Edwin Gaustad, 1923-2011

I learned this week that my former professor and mentor, Edwin Gaustad, passed away near the end of March. (Here is the obit from the New York Times and another from the Washington Post.) I was lucky enough to study with him during the one year he was a visiting professor at Princeton Theological Seminary, and it was his course in American religious history that got me thoroughly hooked on the subject. Before that time, my overriding interest had been in biblical studies.

Professor Gaustad wasn’t flashy. He usually lectured sitting down, offering substantive thoughts on history along with a wry sense of humor. He encouraged us students to dig deeply into primary source material, which I hadn’t done before. One day I ran into him and his wife outside of Firestone Library at Princeton University, and his eyes lit up with a kid-in-a-candy-store sensibility as he described to me some of the historical treasures within. He was the one who helped me to see the depths of the library’s collection in Mormon studies — at that time the largest holdings on Mormonism of any library outside of Utah. This discovery was a boon for me and fueled my future research interests — including several papers for his classes and, years later, my dissertation on the anti-polygamy movement.

Because I hadn’t studied American religious history before I met Professor Gaustad, I had no idea how famous he was, and he did nothing to alert me or other students to his own importance. He was one of the kindest professors I had ever had, taking an interest in my personal journey as well as my work. The semester I had my first class with him was when I was preparing for my wedding, and he was unfailingly, sweetly avuncular in his solicitations about Phil’s and my plans.

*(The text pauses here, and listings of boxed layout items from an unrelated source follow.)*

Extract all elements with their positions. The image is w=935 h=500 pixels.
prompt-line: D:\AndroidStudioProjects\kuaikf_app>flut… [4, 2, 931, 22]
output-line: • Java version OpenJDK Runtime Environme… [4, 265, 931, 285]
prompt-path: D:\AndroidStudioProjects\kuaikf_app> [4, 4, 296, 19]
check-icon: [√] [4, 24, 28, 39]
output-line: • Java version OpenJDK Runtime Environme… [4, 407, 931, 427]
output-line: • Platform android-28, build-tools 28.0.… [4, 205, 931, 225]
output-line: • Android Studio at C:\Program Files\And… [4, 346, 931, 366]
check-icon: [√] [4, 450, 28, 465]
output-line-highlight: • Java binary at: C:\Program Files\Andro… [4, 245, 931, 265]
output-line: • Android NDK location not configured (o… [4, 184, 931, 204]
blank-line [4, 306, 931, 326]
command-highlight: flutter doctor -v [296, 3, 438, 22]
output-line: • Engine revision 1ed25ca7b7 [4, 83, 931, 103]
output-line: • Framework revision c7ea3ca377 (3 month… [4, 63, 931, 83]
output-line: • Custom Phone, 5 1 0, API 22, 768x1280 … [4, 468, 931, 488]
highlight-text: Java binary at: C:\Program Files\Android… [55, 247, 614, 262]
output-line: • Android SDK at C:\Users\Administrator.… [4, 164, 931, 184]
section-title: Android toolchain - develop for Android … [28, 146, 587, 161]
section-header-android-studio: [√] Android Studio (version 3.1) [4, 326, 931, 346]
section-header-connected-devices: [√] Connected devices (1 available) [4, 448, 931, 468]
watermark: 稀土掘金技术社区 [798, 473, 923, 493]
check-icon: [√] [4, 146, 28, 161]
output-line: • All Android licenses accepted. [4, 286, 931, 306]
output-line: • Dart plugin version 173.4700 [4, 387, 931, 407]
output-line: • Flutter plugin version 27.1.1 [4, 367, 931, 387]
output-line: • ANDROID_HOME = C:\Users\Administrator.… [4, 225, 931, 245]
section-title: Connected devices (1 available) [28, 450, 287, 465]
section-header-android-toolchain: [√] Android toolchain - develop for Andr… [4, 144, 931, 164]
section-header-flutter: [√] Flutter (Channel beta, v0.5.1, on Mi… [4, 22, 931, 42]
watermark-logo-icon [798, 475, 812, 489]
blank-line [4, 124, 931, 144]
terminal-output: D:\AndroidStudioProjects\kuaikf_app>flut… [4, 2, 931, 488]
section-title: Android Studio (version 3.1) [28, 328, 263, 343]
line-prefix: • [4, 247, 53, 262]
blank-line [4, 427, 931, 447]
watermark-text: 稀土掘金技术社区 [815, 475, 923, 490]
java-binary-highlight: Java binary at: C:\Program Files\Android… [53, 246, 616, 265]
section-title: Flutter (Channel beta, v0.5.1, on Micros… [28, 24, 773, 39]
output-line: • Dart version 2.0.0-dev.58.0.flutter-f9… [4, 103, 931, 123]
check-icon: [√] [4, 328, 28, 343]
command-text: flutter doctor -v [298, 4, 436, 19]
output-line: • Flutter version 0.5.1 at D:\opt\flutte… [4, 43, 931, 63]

I have read with interest some other people’s reminiscences about Professor Gaustad, including one of his editors at Eerdmans and fellow historian Martin Marty and. Marty said:

“Edwin Scott Gaustad has been for decades the premier historian of religious dissent in the United States, a scholar who set his biographical subjects–Roger Williams, Benjamin Franklin, and others–into the context of the larger story well told in his pace-setting Religious History of America.  He was also the atlas maker for two generations of Americans who wanted to fuse geographical and historical interests, as he himself did so well.”

Over the last twenty years (!), he and I corresponded occasionally and I saw him at a few professional conferences, the last time being an AAR meeting several years ago. I’m glad we kept in touch and I will miss him as a mentor, scholar, and friend.